For the univariate climate models, relationships changed between each driver and response. These models were fit with all non-climatic drivers and then only a single climatic driver at a time. This allowed for a more direct interpretation of the climate variable’s influence on mosquito abundance. When minimum temperature and abundance were assessed in isolation (Figure S6), the relationship more closely matched the expectation derived from survival studies [41]. At both high and low temperatures, abundance was expected to decrease relative to moderate temperatures. That relationship was mostly constant in lag space, with only substantial curvature at extremely low temperatures, where expected counts were already decreased in all cases. The relationship between precipitation and abundance also changed from the full model.

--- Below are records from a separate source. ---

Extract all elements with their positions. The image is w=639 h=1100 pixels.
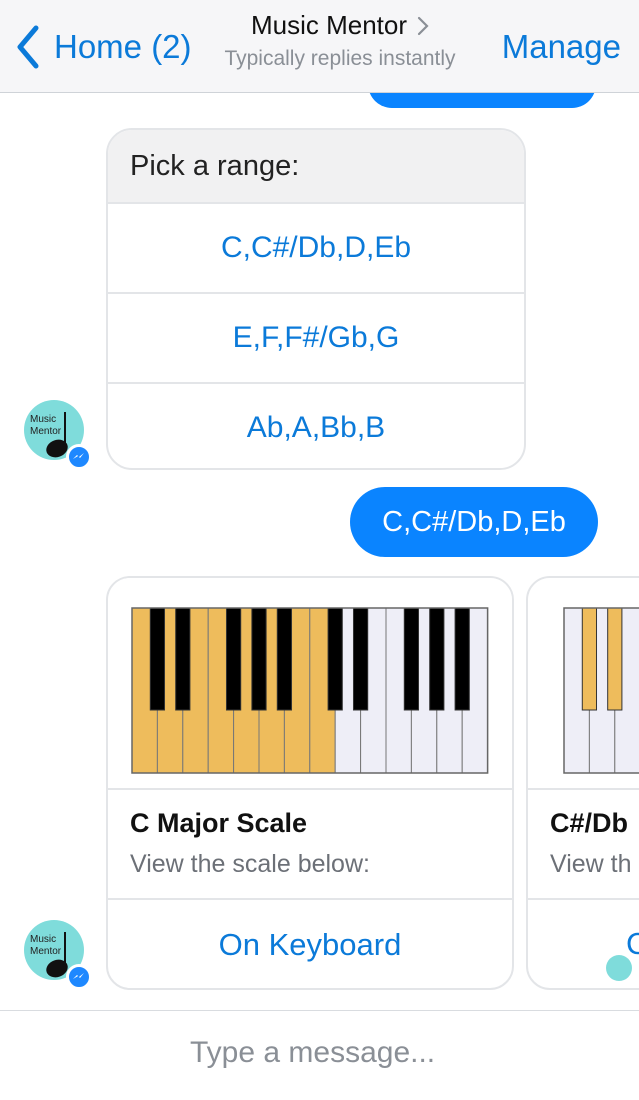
- chevron-left-icon: [17, 25, 39, 69]
- keyboard-image: [528, 578, 639, 790]
- black-key: [175, 607, 191, 711]
- messenger-badge-icon: [66, 964, 92, 990]
- avatar-text: Music Mentor: [30, 934, 62, 957]
- quick-reply-prompt: Pick a range:: [108, 130, 524, 204]
- avatar-text: Music Mentor: [30, 414, 62, 437]
- on-keyboard-button[interactable]: On Keyboard: [108, 898, 512, 988]
- black-key: [225, 607, 242, 711]
- black-key: [429, 607, 445, 711]
- quick-reply-card: Pick a range: C,C#/Db,D,Eb E,F,F#/Gb,G A…: [106, 128, 526, 470]
- conversation-header: Home (2) Music Mentor Typically replies …: [0, 0, 639, 93]
- carousel-card: C#/Db View th C: [526, 576, 639, 990]
- conversation-title[interactable]: Music Mentor Typically replies instantly: [200, 10, 480, 71]
- black-key: [352, 607, 369, 711]
- back-label: Home (2): [54, 28, 192, 65]
- outgoing-message: C,C#/Db,D,Eb: [350, 487, 598, 557]
- black-key: [149, 607, 166, 711]
- black-key: [327, 607, 343, 711]
- quick-reply-option[interactable]: Ab,A,Bb,B: [108, 384, 524, 468]
- avatar: [606, 955, 632, 981]
- message-composer: Type a message...: [0, 1010, 639, 1100]
- back-button[interactable]: Home (2): [14, 22, 192, 72]
- messenger-badge-icon: [66, 444, 92, 470]
- black-key: [581, 607, 598, 711]
- black-key: [403, 607, 420, 711]
- card-subtitle: View the scale below:: [130, 850, 370, 878]
- keyboard-image: [108, 578, 512, 790]
- card-subtitle: View th: [550, 850, 632, 878]
- carousel-card: C Major Scale View the scale below: On K…: [106, 576, 514, 990]
- black-key: [251, 607, 267, 711]
- status-subtitle: Typically replies instantly: [224, 47, 456, 70]
- black-key: [276, 607, 293, 711]
- card-title: C#/Db: [550, 808, 629, 838]
- avatar[interactable]: Music Mentor: [24, 920, 92, 990]
- card-title: C Major Scale: [130, 808, 308, 838]
- manage-button[interactable]: Manage: [502, 28, 621, 66]
- quick-reply-option[interactable]: E,F,F#/Gb,G: [108, 294, 524, 384]
- black-key: [454, 607, 470, 711]
- chevron-right-icon: [417, 16, 429, 35]
- avatar[interactable]: Music Mentor: [24, 400, 92, 470]
- page-title: Music Mentor: [250, 10, 408, 40]
- message-input[interactable]: Type a message...: [190, 1036, 435, 1070]
- quick-reply-option[interactable]: C,C#/Db,D,Eb: [108, 204, 524, 294]
- black-key: [607, 607, 623, 711]
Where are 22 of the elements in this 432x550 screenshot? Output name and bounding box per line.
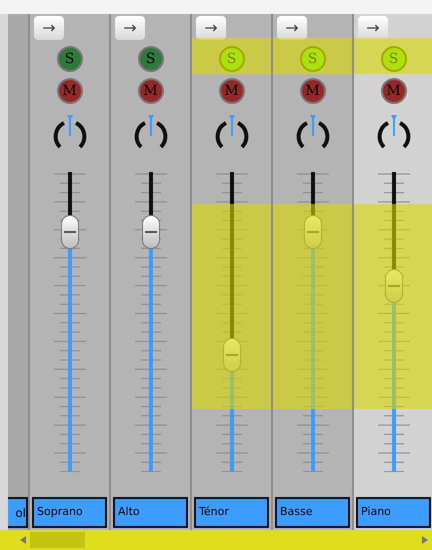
scrollbar-thumb[interactable]: [30, 532, 85, 548]
route-button[interactable]: →: [34, 16, 64, 40]
fader-handle[interactable]: [222, 338, 240, 372]
scroll-right-icon[interactable]: [422, 536, 428, 544]
solo-button[interactable]: S: [138, 46, 164, 72]
channel-name[interactable]: Basse: [275, 497, 350, 528]
channel-name[interactable]: Ténor: [194, 497, 269, 528]
fader-handle[interactable]: [384, 269, 402, 303]
horizontal-scrollbar[interactable]: [0, 530, 432, 550]
scroll-left-icon[interactable]: [20, 536, 26, 544]
fader-handle[interactable]: [304, 215, 322, 249]
channel-name[interactable]: Piano: [356, 497, 431, 528]
fader-handle[interactable]: [60, 215, 78, 249]
channel-name[interactable]: Soprano: [32, 497, 107, 528]
solo-button[interactable]: S: [56, 46, 82, 72]
channel-name[interactable]: ol: [8, 497, 28, 528]
route-button[interactable]: →: [358, 16, 388, 40]
route-button[interactable]: →: [196, 16, 226, 40]
channel-name[interactable]: Alto: [113, 497, 188, 528]
fader-handle[interactable]: [142, 215, 160, 249]
route-button[interactable]: →: [277, 16, 307, 40]
route-button[interactable]: →: [115, 16, 145, 40]
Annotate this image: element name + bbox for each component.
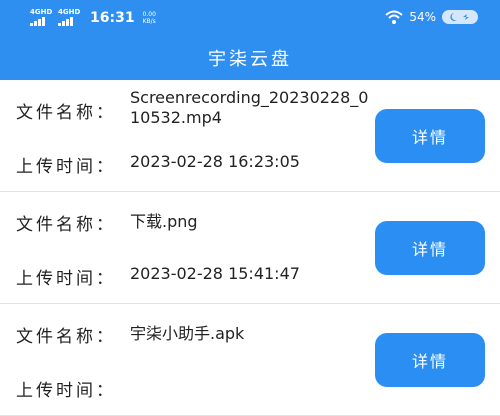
page-title: 宇柒云盘: [208, 49, 292, 70]
upload-time-label: 上传时间：: [16, 269, 116, 289]
file-name-label: 文件名称：: [16, 327, 116, 347]
wifi-icon: [385, 10, 403, 24]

At a lag of 0, there was a mostly monotonically increasing relationship between precipitation and expected abundance, while at earlier lags this relationship was reduced (Figure S7). Daily temperature’s relationship to abundance switched in some cases (Figure S8) relative to the multivariate analysis with high variation in daily temperature a month in the past, resulting in a large decrease in expected mosquito abundance. For relative humidity (Figure S9), at moderate lags the relationship followed expectation, with higher humidity resulting in higher abundance. At no lag, the relationship was quadratic, with a decrease in expected abundance at both high and low relative humidity levels. In this context, ‘low’ is still 61% relative humidity.
Figures
Movie S1: Predicted abundance of mosquitoes through space and time. Figure 5a is replotted for the first day of each week across the study period. The time-series is representative of the single point in the South-West of Iquitos indicated by an open circle on the 3-D surface.